Butterflies, birds venture tirelessly,
The farmer looks on.

Heat of summer in the air, stillness,
Mamushi snake nipping at your heels.

Birth Mountain village.

The winter of frozen toes,
Seeking kotatsu.

Begging for her warmth,
Suffering for her warmth.

Loudspeakers calling,
Meetings, then speeches.

Desolate branches and the evergreen bamboo
Sprouting.

Patches of life, bleeding oil,
Stations of gas, shochu.

Hours of numbness, yearning,
The lonely soul.

Sunday, December 03, 2006

Eugene

Old stained wood scent
Flying down stairs, orange lit corridors, redwood walls.

Crying, hair follicles strained:
Brown with hint of blond.

Rose splattered face, wet with tears,
Then respite – stained light tan carpeting, black Labrador.

Quiet Douglas firs stand
Next to steep driveway:
Capital Drive.

Once was tire swing, swinging, falling.

Sunny summers, hay fevers.

Tree forts, bird watchers.

Golf balls resting among tired graves.

Prefontaine’s last run.

Quiet now.
Her face still like mountains
Then tumbling down the sides
Moving like avalanche.

Her tears invisible as drops in the ocean.

Each conversation drifting carelessly,
Into inanity, a kind of insanity.

Cat-like confusion drifting on the horizon
Of a dog’s life, the slower, less confused,
Hand-to-mouth life. The canine.

The feline adjusts, calls the name, quells the name.

Her voice shrill into the silence;
Left empty, dial tone.

Aching, smiling, beckoning, joking, twirling, playing
Like a cat with a dead mouse.

Friday, December 01, 2006

How many lives...

can one live in a single lifetime? That is my question.
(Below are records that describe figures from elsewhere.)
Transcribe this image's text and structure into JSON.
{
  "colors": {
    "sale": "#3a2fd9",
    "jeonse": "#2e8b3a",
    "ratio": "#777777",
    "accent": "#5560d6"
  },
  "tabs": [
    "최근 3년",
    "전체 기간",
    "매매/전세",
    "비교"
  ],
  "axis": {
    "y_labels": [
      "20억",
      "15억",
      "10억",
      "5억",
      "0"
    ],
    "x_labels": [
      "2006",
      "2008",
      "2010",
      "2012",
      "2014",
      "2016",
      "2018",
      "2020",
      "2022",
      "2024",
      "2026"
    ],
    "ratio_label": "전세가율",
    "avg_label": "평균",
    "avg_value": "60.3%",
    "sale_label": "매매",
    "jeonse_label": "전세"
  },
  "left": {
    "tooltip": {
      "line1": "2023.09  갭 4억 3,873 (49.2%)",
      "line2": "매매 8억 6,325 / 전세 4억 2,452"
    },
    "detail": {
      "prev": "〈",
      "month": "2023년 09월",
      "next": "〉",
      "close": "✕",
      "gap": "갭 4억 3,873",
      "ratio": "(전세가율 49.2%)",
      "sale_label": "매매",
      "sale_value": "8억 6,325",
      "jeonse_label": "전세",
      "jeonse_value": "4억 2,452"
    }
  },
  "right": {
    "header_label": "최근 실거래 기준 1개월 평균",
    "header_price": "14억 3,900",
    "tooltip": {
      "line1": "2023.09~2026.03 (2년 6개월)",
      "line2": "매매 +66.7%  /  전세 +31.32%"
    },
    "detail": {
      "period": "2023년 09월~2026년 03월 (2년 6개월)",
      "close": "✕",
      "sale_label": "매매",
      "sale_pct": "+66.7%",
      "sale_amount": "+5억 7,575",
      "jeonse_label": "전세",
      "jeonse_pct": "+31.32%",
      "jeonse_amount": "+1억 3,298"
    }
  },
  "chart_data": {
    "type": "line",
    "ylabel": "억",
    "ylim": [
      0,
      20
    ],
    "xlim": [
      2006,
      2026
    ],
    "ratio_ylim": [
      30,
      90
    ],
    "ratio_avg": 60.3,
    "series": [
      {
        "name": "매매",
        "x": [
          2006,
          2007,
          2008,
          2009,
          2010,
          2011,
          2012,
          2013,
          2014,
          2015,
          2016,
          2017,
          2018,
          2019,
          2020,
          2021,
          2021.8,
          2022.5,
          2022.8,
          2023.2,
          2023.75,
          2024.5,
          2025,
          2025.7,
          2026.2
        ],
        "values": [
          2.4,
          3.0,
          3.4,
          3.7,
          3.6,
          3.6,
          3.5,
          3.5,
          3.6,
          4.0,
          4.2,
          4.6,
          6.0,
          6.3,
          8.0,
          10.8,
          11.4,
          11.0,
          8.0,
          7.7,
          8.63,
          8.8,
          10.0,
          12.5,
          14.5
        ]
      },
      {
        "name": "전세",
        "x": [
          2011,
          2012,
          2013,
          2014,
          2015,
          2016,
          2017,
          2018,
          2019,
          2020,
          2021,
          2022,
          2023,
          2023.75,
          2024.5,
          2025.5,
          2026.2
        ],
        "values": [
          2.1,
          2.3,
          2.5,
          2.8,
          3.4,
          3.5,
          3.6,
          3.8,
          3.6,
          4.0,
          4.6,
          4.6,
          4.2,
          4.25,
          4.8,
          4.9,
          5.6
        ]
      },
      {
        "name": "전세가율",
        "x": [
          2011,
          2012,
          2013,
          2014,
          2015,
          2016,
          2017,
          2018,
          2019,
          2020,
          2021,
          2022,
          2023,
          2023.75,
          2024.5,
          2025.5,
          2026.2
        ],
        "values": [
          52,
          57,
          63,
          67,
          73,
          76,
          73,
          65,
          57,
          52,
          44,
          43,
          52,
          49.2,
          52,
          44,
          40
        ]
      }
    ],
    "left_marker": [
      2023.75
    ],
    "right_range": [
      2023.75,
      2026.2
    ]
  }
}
I remain alive, albeit in a different location in the bay area.

Every now and then my mind reaches back to past times, mostly yearning for them.

I look around at the present place and time... I see broken communities, people so individualized (or individuated) that they no longer exist in any form of group.... And then I also see wonderful individuals all around me that seem to keep the entire universe inside themselves.

I see an ecosystem that suffers from various diseases.

But mostly I just am, like everyone else.

I remember my friend, who, seeing this display of insectual love, wondered "are they kissing?"

Life is real, at least. Life remains real despite the modernizations and technologifications. I thank life for that.